Mixed-use complex integrates VRF and water-source geothermal system for energy efficiency.
Located on the picturesque Piscataquis River in Maine, The Mill at Dover-Foxcroft is a 60,000-sq.-ft. complex that comprises nine structures built between 1841 and 1944. After sitting vacant for nearly a decade, Arnold Development Group, Kansas City, MO, embarked on a full renovation of the complex to develop a mixed-use building complete with residences, office space, a café, and a boutique inn.
On the National Register of Historic Places, the renovation of The Mill required an update to modern amenities with limited modifications of the building’s envelope. In addition to the preservation of the structure, the developer also wanted to make the building a net-zero facility in the future with plans to restore the turbine of the pre-existing hydroelectric dam.
Located 100 miles from the Canadian border, where during the winter months the temperature can frequently sustain below-freezing temperatures, the new HVAC system needed to provide year-round comfort. Along with functioning in the extreme conditions, in order to achieve the desired net-zero impact, the system needed to be energy efficient while still delivering on the specific comfort requirements of the varying businesses operating throughout the complex. All of this had to be achieved with minimal modification to the structure in order to preserve its historic nature.
A robust solution
After evaluating the needs of the project, Ranor Mechanical, Jay, ME, recommended Englewood Cliffs, NJ-based LG’s Water Source VRF system for The Mill. The robust solution uses 180 tons of Multi VTM Water IV heat-recovery units that tie into the geothermal well system and include a variety of indoor units, such as ceiling cassettes, wall mounts, and high-static ducted and floor-standing indoor units. By implementing a predominantly duct-free solution, the small refrigerant piping was minimally invasive to the building’s envelope. The design flexibility of the LG VRF solution allowed the appropriate mix of indoor units to be used to meet the comfort and aesthetic requirements of each space.
In addition to the space savings from eliminating the need for bulky ductwork, the condensing units themselves are substantially smaller than a conventional system. With a small and compact footprint, the Multi V Water IV units were installed in the mechanical room under the building. This placement not only serves to make the units unobtrusive, but also allows easier control of the temperature from the source water loop that enables the system to effectively heat in the extreme temperatures.
One of the key requirements of the new system was energy efficiency.
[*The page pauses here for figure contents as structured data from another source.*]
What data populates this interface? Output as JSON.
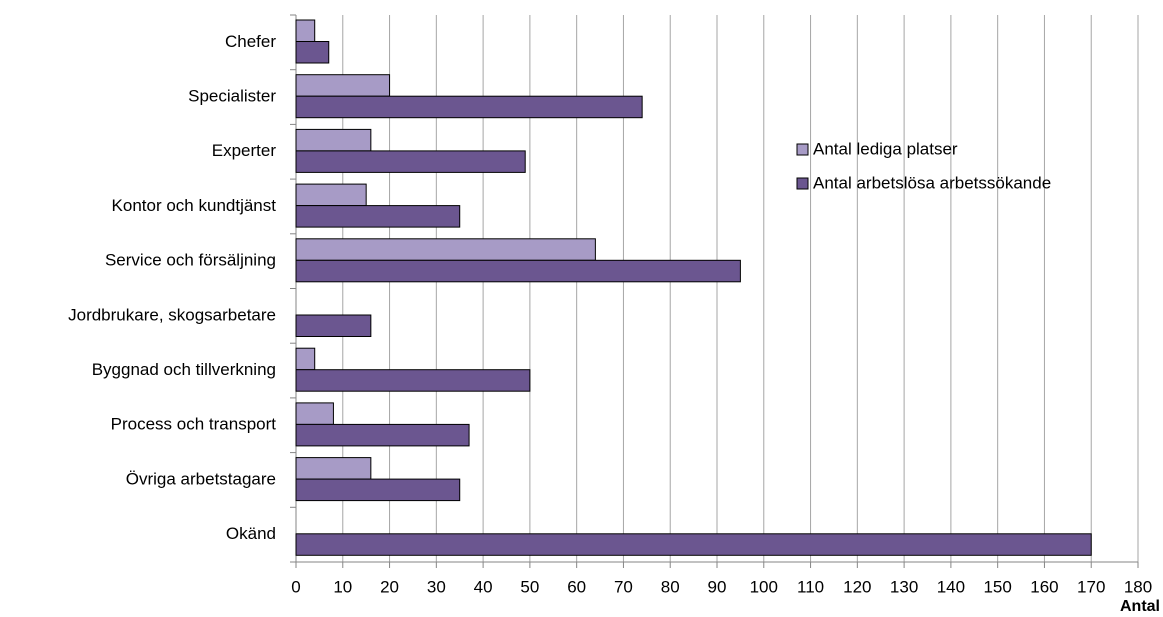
{
  "chart_data": {
    "type": "bar",
    "orientation": "horizontal",
    "categories": [
      "Chefer",
      "Specialister",
      "Experter",
      "Kontor och kundtjänst",
      "Service och försäljning",
      "Jordbrukare, skogsarbetare",
      "Byggnad och tillverkning",
      "Process och transport",
      "Övriga arbetstagare",
      "Okänd"
    ],
    "series": [
      {
        "name": "Antal lediga platser",
        "color": "#a79bc6",
        "values": [
          4,
          20,
          16,
          15,
          64,
          0,
          4,
          8,
          16,
          0
        ]
      },
      {
        "name": "Antal arbetslösa arbetssökande",
        "color": "#6b5690",
        "values": [
          7,
          74,
          49,
          35,
          95,
          16,
          50,
          37,
          35,
          170
        ]
      }
    ],
    "x_label": "Antal",
    "xlim": [
      0,
      180
    ],
    "xticks": [
      0,
      10,
      20,
      30,
      40,
      50,
      60,
      70,
      80,
      90,
      100,
      110,
      120,
      130,
      140,
      150,
      160,
      170,
      180
    ],
    "grid": true
  }
}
With future goals of creating a net-zero building, The Mill management chose to maximize efficiencies by implementing the company’s water source heat-recovery units that tied into nine, 1,000 ft. geothermal wells. The Multi V Water IV units were easily incorporated to the geothermal well system and use water control valves to regulate the operating pressure to the VRF units for improved efficiency. Heat-recovery units were selected for the mixed-use complex due to the varying temperature demands across the spaces. By choosing a heat-recovery system, The Mill HVAC system is able deliver simultaneous heating and cooling while balancing the comfort demands of the occupants. This not only allows excellent comfort and maximizes the energy efficiency, but it also lowers the operating costs and eliminates the need to have a secondary system to supply heat.
By only using small piping rather than traditional, large ductwork, the Multi V Water IV system seamlessly blends into the building’s interiors without disrupting the exterior. The architectural integrity of the historic mill complex and compliance with the guidelines set forth by the National Register of Historic Places were both met with no issue. In recognition of this accomplishment, the architect was awarded Maine’s Historic Preservation Honor Award for Stewardship in 2015.